Commissioners ready to approve junk vehicle law

Monday, May 21, 2007

Peninsula News Network

Clallam County commissioners are ready to vote on a tough new ordinance for cleaning up junk vehicles, and unless an unexpected problems develop, it appears the board will approve the controversial law.

County leaders have spent several months attempting to work out the details of a new “junker” law replacing the existing ordinance, used to effectively cleanup several hundred derelict cars since the late 90s.

County staff maintain they need tougher rules to tackle what they claim is “environmental damage” from junk cars on private property. At a public hearing several weeks ago, that position gained support from many speakers, not so much on the point of protecting the environment as protecting private property values. However, advocates of property rights are worried about the precedence set by the new law, and hobbyists worry what will happen to cars with legitimate collector value.

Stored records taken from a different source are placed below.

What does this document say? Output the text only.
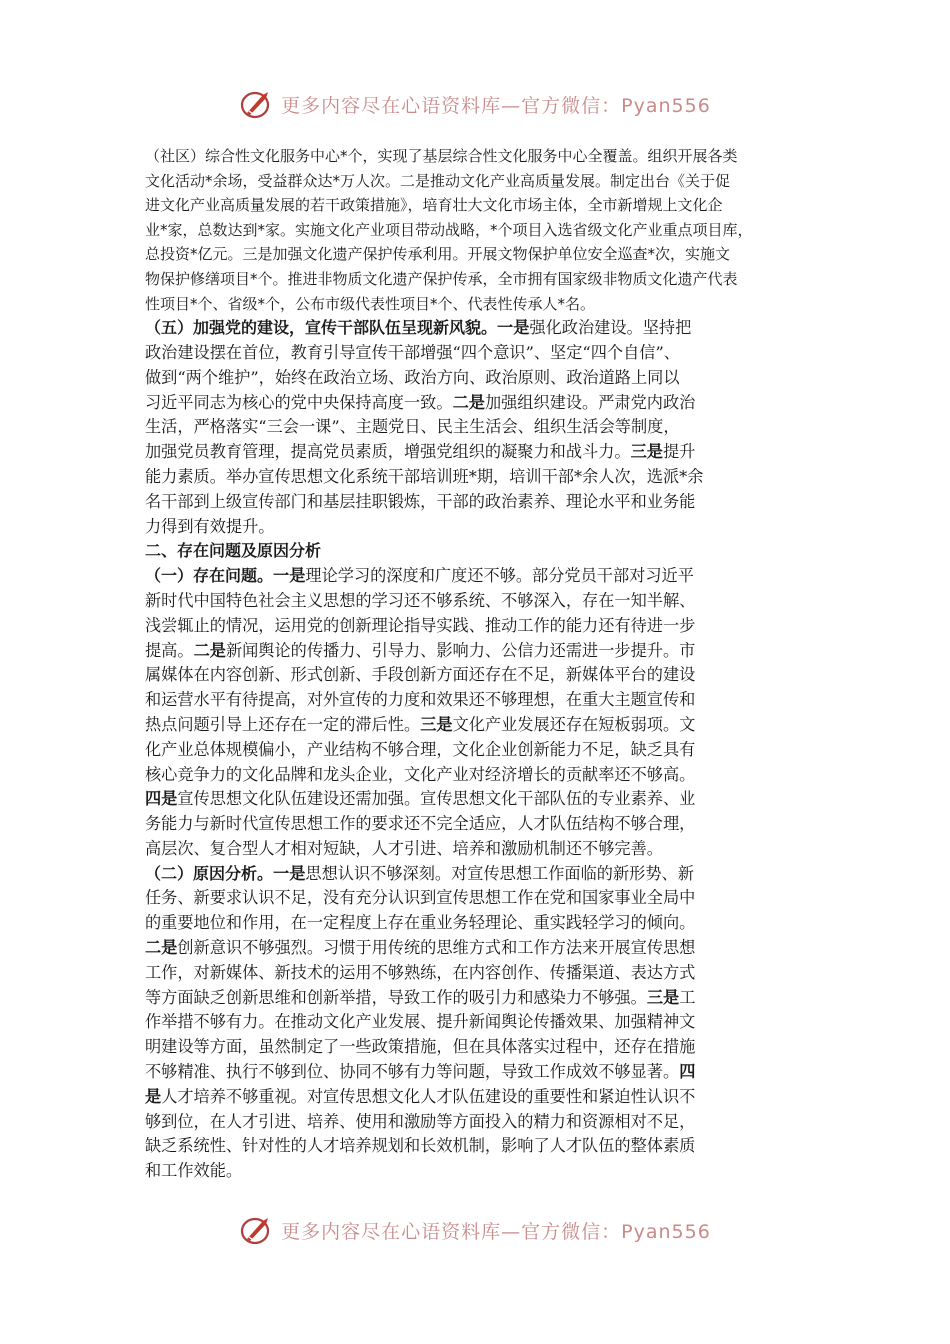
更多内容尽在心语资料库—官方微信：Pyan556

（社区）综合性文化服务中心*个，实现了基层综合性文化服务中心全覆盖。组织开展各类
文化活动*余场，受益群众达*万人次。二是推动文化产业高质量发展。制定出台《关于促
进文化产业高质量发展的若干政策措施》，培育壮大文化市场主体，全市新增规上文化企
业*家，总数达到*家。实施文化产业项目带动战略，*个项目入选省级文化产业重点项目库，
总投资*亿元。三是加强文化遗产保护传承利用。开展文物保护单位安全巡查*次，实施文
物保护修缮项目*个。推进非物质文化遗产保护传承，全市拥有国家级非物质文化遗产代表
性项目*个、省级*个，公布市级代表性项目*个、代表性传承人*名。

（五）加强党的建设，宣传干部队伍呈现新风貌。一是强化政治建设。坚持把
政治建设摆在首位，教育引导宣传干部增强“四个意识”、坚定“四个自信”、
做到“两个维护”，始终在政治立场、政治方向、政治原则、政治道路上同以
习近平同志为核心的党中央保持高度一致。二是加强组织建设。严肃党内政治
生活，严格落实“三会一课”、主题党日、民主生活会、组织生活会等制度，
加强党员教育管理，提高党员素质，增强党组织的凝聚力和战斗力。三是提升
能力素质。举办宣传思想文化系统干部培训班*期，培训干部*余人次，选派*余
名干部到上级宣传部门和基层挂职锻炼，干部的政治素养、理论水平和业务能
力得到有效提升。
二、存在问题及原因分析
（一）存在问题。一是理论学习的深度和广度还不够。部分党员干部对习近平
新时代中国特色社会主义思想的学习还不够系统、不够深入，存在一知半解、
浅尝辄止的情况，运用党的创新理论指导实践、推动工作的能力还有待进一步
提高。二是新闻舆论的传播力、引导力、影响力、公信力还需进一步提升。市
属媒体在内容创新、形式创新、手段创新方面还存在不足，新媒体平台的建设
和运营水平有待提高，对外宣传的力度和效果还不够理想，在重大主题宣传和
热点问题引导上还存在一定的滞后性。三是文化产业发展还存在短板弱项。文
化产业总体规模偏小，产业结构不够合理，文化企业创新能力不足，缺乏具有
核心竞争力的文化品牌和龙头企业，文化产业对经济增长的贡献率还不够高。
四是宣传思想文化队伍建设还需加强。宣传思想文化干部队伍的专业素养、业
务能力与新时代宣传思想工作的要求还不完全适应，人才队伍结构不够合理，
高层次、复合型人才相对短缺，人才引进、培养和激励机制还不够完善。
（二）原因分析。一是思想认识不够深刻。对宣传思想工作面临的新形势、新
任务、新要求认识不足，没有充分认识到宣传思想工作在党和国家事业全局中
的重要地位和作用，在一定程度上存在重业务轻理论、重实践轻学习的倾向。
二是创新意识不够强烈。习惯于用传统的思维方式和工作方法来开展宣传思想
工作，对新媒体、新技术的运用不够熟练，在内容创作、传播渠道、表达方式
等方面缺乏创新思维和创新举措，导致工作的吸引力和感染力不够强。三是工
作举措不够有力。在推动文化产业发展、提升新闻舆论传播效果、加强精神文
明建设等方面，虽然制定了一些政策措施，但在具体落实过程中，还存在措施
不够精准、执行不够到位、协同不够有力等问题，导致工作成效不够显著。四
是人才培养不够重视。对宣传思想文化人才队伍建设的重要性和紧迫性认识不
够到位，在人才引进、培养、使用和激励等方面投入的精力和资源相对不足，
缺乏系统性、针对性的人才培养规划和长效机制，影响了人才队伍的整体素质
和工作效能。
更多内容尽在心语资料库—官方微信：Pyan556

Department of Community Development staff have tweaked the first draft of the ordinance from earlier this spring and believe they’ve come up with a version to meet with the commissioners’, and the public’s approval. The new language makes provisions for “historical” cars, giving restorers a year to do something with legitimate collector cars. It sets priority for dealing with car cleanups, so the county could focus on the worst problem properties first regardless of citizen complaints.

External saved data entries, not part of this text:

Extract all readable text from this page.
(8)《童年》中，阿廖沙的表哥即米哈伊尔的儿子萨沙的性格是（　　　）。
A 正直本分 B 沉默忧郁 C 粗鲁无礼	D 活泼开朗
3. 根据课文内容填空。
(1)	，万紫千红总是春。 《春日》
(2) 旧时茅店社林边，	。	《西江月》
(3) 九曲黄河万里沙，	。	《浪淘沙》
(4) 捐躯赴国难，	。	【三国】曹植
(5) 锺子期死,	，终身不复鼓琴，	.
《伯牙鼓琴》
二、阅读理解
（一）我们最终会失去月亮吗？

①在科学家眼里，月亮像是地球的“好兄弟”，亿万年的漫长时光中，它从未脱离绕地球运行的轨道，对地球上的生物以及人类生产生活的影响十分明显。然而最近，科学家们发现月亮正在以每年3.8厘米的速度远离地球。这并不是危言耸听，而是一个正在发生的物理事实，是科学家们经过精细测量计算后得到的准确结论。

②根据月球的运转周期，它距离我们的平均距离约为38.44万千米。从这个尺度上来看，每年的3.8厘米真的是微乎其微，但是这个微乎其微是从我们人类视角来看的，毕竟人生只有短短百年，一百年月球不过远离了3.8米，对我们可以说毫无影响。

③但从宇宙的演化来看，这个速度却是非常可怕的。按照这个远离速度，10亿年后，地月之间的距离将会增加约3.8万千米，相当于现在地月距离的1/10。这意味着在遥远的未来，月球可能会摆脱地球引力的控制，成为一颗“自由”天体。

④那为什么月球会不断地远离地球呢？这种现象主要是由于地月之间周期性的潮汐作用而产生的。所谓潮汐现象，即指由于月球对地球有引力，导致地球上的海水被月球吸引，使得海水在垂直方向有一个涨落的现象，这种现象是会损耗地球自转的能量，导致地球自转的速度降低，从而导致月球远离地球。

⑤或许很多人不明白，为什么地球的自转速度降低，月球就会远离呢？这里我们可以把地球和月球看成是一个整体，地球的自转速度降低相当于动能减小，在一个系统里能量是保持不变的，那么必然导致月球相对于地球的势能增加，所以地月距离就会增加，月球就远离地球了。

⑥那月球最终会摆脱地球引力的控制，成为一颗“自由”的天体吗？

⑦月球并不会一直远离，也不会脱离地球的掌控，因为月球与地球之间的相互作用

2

But the new rules still contain stiff fines and legal problems for car owners, setting higher thresholds to determine what is a “junk vehicle”, including age requirements of just 3-years. That already has opponents talking about a court challenge even before the ordinance is approved.

Commissioners will discuss the rules one last time during a work session at 9am Tuesday morning, with the board expected to vote on the ordinance during their regular meeting at 10am.